「パパはごきげんななめ」西成彦×伊藤比呂美



 どっかの国には、妻がつわっていると、夫もいっしょにつわるとかいう民俗があるそうです。たしかに、毎食、そばでうっぷうっぷげろげろやられるのは、あんまりきもちのいいものではありません。でもそこはしょせん他人、妻の痛みは妻の痛みです。げろをはく妻を尻目に、ぼくは、食べたいものを(そしてそれはあいかわらず、妻が、うっぷうっぷやりながら、作っていました)食べつづけました。
                          西成彦×伊藤比呂美「パパはごきげんななめ」より


 「つわり」という字は「悪阻」と書きます。なんて恐ろしい字なんだ。ちなみに「おむつ」は「御襁褓」です。なんかごわごわして固そうです。
 通常、安定期(妊娠5ヶ月頃)に入ると治まるつわりですが、私は出産直前まで苦しみました。二日酔いで吐き気がする時のような、熱がある時に何を食べても不味くて口の中がべたべたするような、あんな不快感が半年以上も続きました。まぁそのおかげでタバコを吸う気にもならず、禁酒・禁煙の苦しみは全く味わわずにすみましたが。
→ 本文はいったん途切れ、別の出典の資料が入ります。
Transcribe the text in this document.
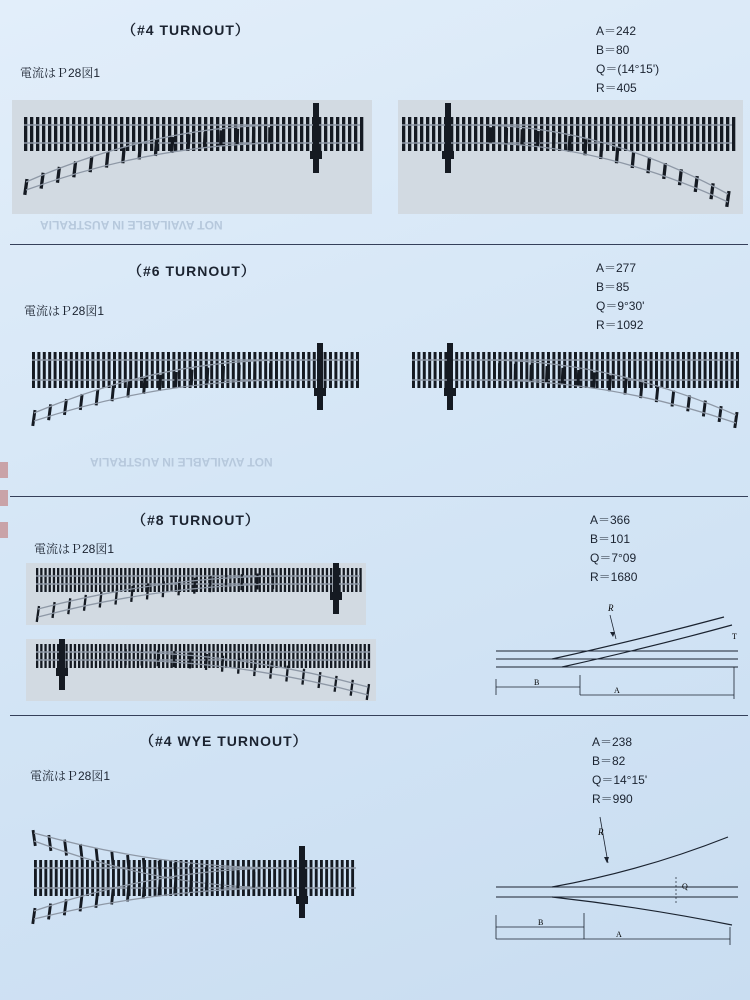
（#4 TURNOUT）
電流はＰ28図1
A＝242
B＝80
Q＝(14°15')
R＝405
NOT AVAILABLE IN AUSTRALIA
（#6 TURNOUT）
電流はＰ28図1
A＝277
B＝85
Q＝9°30'
R＝1092
NOT AVAILABLE IN AUSTRALIA
（#8 TURNOUT）
電流はＰ28図1
A＝366
B＝101
Q＝7°09
R＝1680
R
T
B
A
（#4 WYE TURNOUT）
電流はＰ28図1
A＝238
B＝82
Q＝14°15'
R＝990
R
Q
B
A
 そんな妊娠〜出産〜育児期を、私は伊藤比呂美の育児エッセイと共に過ごしました。「おなか ほっぺ おしり」シリーズや「コドモより親が大事」などの本に当時の私がどれだけ救われたことか。セックス・妊娠・出産といった女性の生理、コドモという生き物、恋愛、仕事、親などについてクールに語る彼女には大きな影響を受け、それはこのサイトで書く文章にも現れています(…はずなんだが?)。
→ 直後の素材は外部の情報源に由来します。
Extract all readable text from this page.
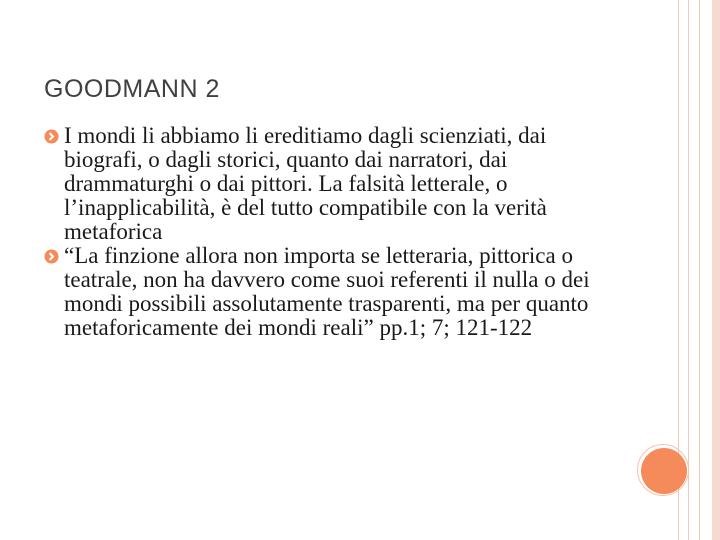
GOODMANN 2
I mondi li abbiamo li ereditiamo dagli scienziati, dai biografi, o dagli storici, quanto dai narratori, dai drammaturghi o dai pittori. La falsità letterale, o l’inapplicabilità, è del tutto compatibile con la verità metaforica
“La finzione allora non importa se letteraria, pittorica o teatrale, non ha davvero come suoi referenti il nulla o dei mondi possibili assolutamente trasparenti, ma per quanto metaforicamente dei mondi reali” pp.1; 7; 121-122
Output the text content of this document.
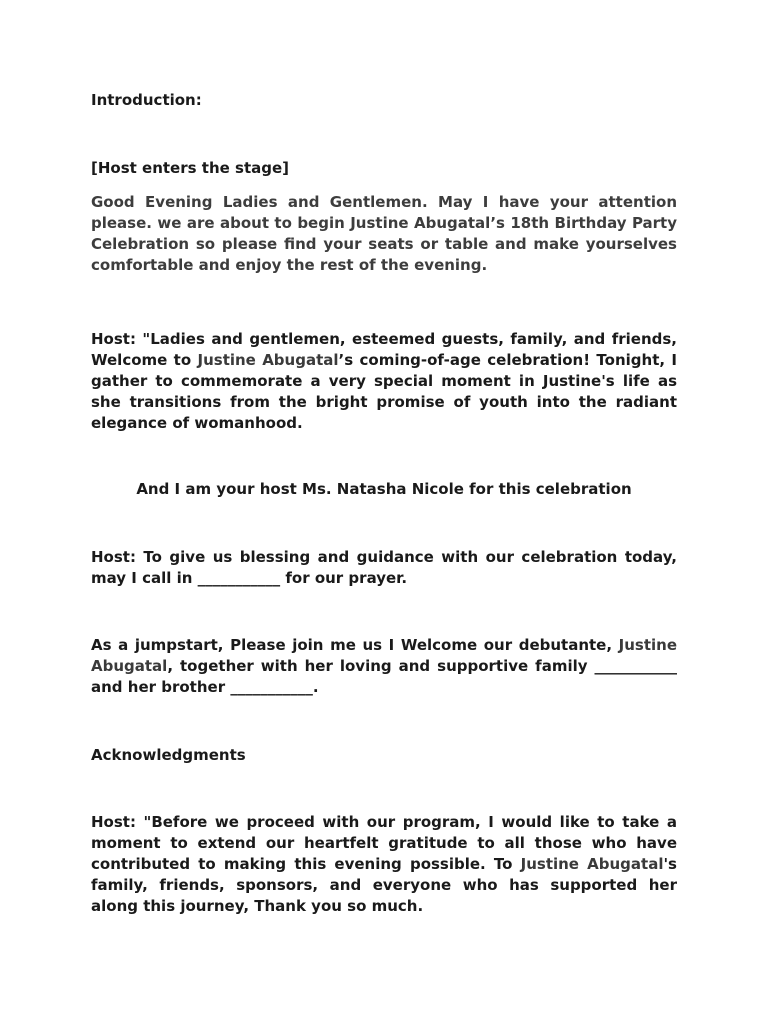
Introduction:

[Host enters the stage]

Good Evening Ladies and Gentlemen. May I have your attention please. we are about to begin Justine Abugatal’s 18th Birthday Party Celebration so please find your seats or table and make yourselves comfortable and enjoy the rest of the evening.

Host: "Ladies and gentlemen, esteemed guests, family, and friends, Welcome to Justine Abugatal’s coming-of-age celebration! Tonight, I gather to commemorate a very special moment in Justine's life as she transitions from the bright promise of youth into the radiant elegance of womanhood.

And I am your host Ms. Natasha Nicole for this celebration

Host: To give us blessing and guidance with our celebration today, may I call in ___________ for our prayer.

As a jumpstart, Please join me us I Welcome our debutante, Justine Abugatal, together with her loving and supportive family ___________ and her brother ___________.

Acknowledgments

Host: "Before we proceed with our program, I would like to take a moment to extend our heartfelt gratitude to all those who have contributed to making this evening possible. To Justine Abugatal's family, friends, sponsors, and everyone who has supported her along this journey, Thank you so much.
 そこに登場する彼女の夫「西さん」。彼が書いた、「おなか・ほっぺ・おしり」シリーズの父親版とも言えるのが、冒頭で引用した「パパはごきげんななめ」です。引用した文(特にカッコの中)を見てもわかる通り、全然綺麗事は書かれていません。ぱっと見「ひどい旦那だなー」と思ってしまいましたが、多分世のお父さんのほとんどは、この時期同じ気持ちになったのでは? それを包み隠さず正直に言っちゃってるという点では、やっぱりえらい。でも、目の前でつわりで苦しんでる奥さんに向かって言っちゃうのはえらくないので。念のため。

 つわりの時期、自分が食べられないのも苦しいですが、それ以上に辛いのが食事を作らなくちゃいけないこと。まさかつわりの期間ずっと食事を作らないくてもいいって言ってくれるような優しい旦那さまはどこ探してもいないでしょう。それは仕方がない。
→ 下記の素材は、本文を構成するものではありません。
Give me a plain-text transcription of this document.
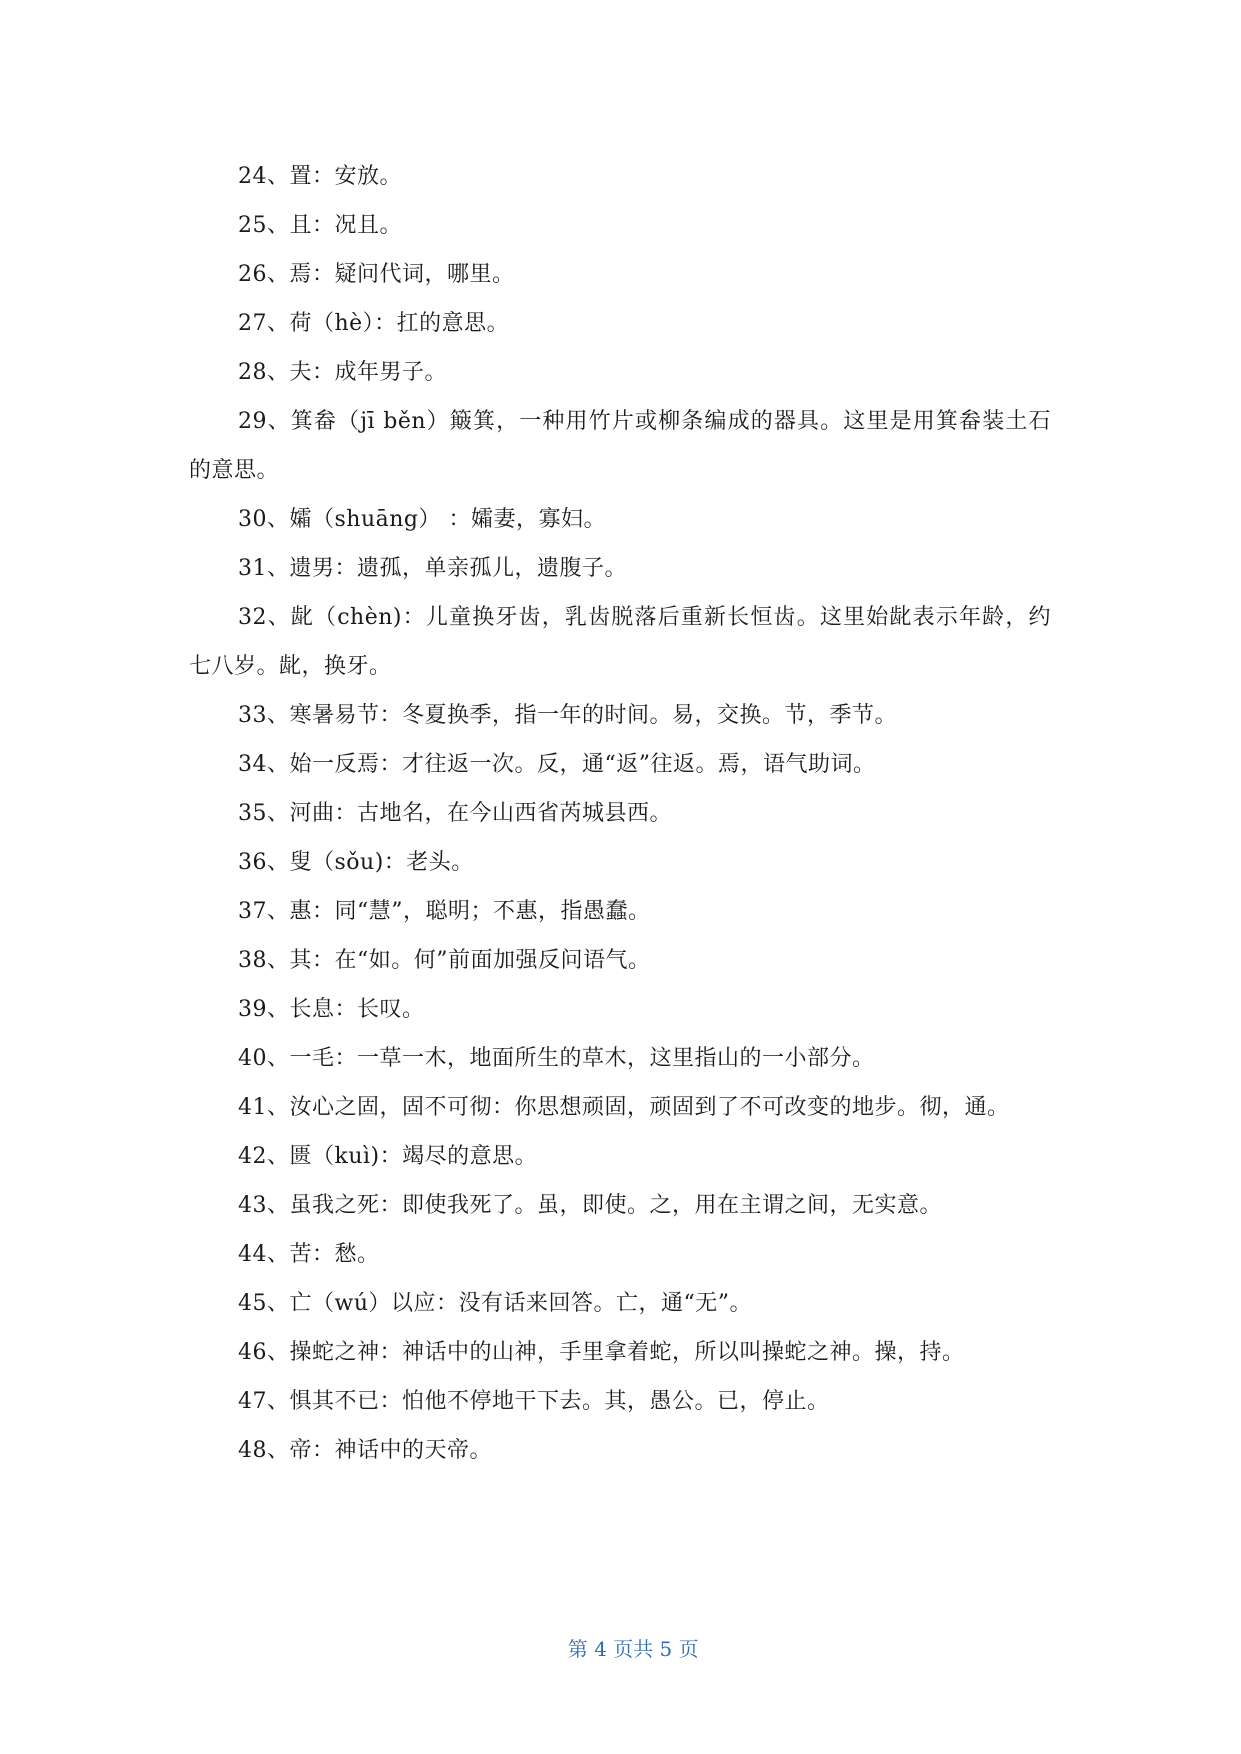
24、置：安放。

25、且：况且。

26、焉：疑问代词，哪里。

27、荷（hè）：扛的意思。

28、夫：成年男子。

29、箕畚（jī běn）簸箕，一种用竹片或柳条编成的器具。这里是用箕畚装土石的意思。

30、孀（shuāng） ：孀妻，寡妇。

31、遗男：遗孤，单亲孤儿，遗腹子。

32、龀（chèn)：儿童换牙齿，乳齿脱落后重新长恒齿。这里始龀表示年龄，约七八岁。龀，换牙。

33、寒暑易节：冬夏换季，指一年的时间。易，交换。节，季节。

34、始一反焉：才往返一次。反，通“返”往返。焉，语气助词。

35、河曲：古地名，在今山西省芮城县西。

36、叟（sǒu)：老头。

37、惠：同“慧”，聪明；不惠，指愚蠢。

38、其：在“如。何”前面加强反问语气。

39、长息：长叹。

40、一毛：一草一木，地面所生的草木，这里指山的一小部分。

41、汝心之固，固不可彻：你思想顽固，顽固到了不可改变的地步。彻，通。

42、匮（kuì)：竭尽的意思。

43、虽我之死：即使我死了。虽，即使。之，用在主谓之间，无实意。

44、苦：愁。

45、亡（wú）以应：没有话来回答。亡，通“无”。

46、操蛇之神：神话中的山神，手里拿着蛇，所以叫操蛇之神。操，持。

47、惧其不已：怕他不停地干下去。其，愚公。已，停止。

48、帝：神话中的天帝。

第 4 页共 5 页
 しかし、妻がうっぷうっぷげろげろしながら作ったごはんをあたり前ような顔で平気で食べられる神経というのが理解し難いのも事実。
 もしもまだ、夫婦の間に恋愛感情が残っていたとしても、この時期にキレイさっぱり消え去ってしまうのではないかと、ふと思ってしまいました。そして男と女は「父親と母親」になるのだと。

 つわりがすごく軽くて、普段通りの家事ができる奥さんだったらラッキーだと思ってください。これから結婚する人も、伊藤比呂美と西成彦のエッセイは読んでおくといいと思います。綺麗事でない、結婚生活の実態が少しは判るかも。

 もっともこのふたり、とうに離婚しちゃってるんですが。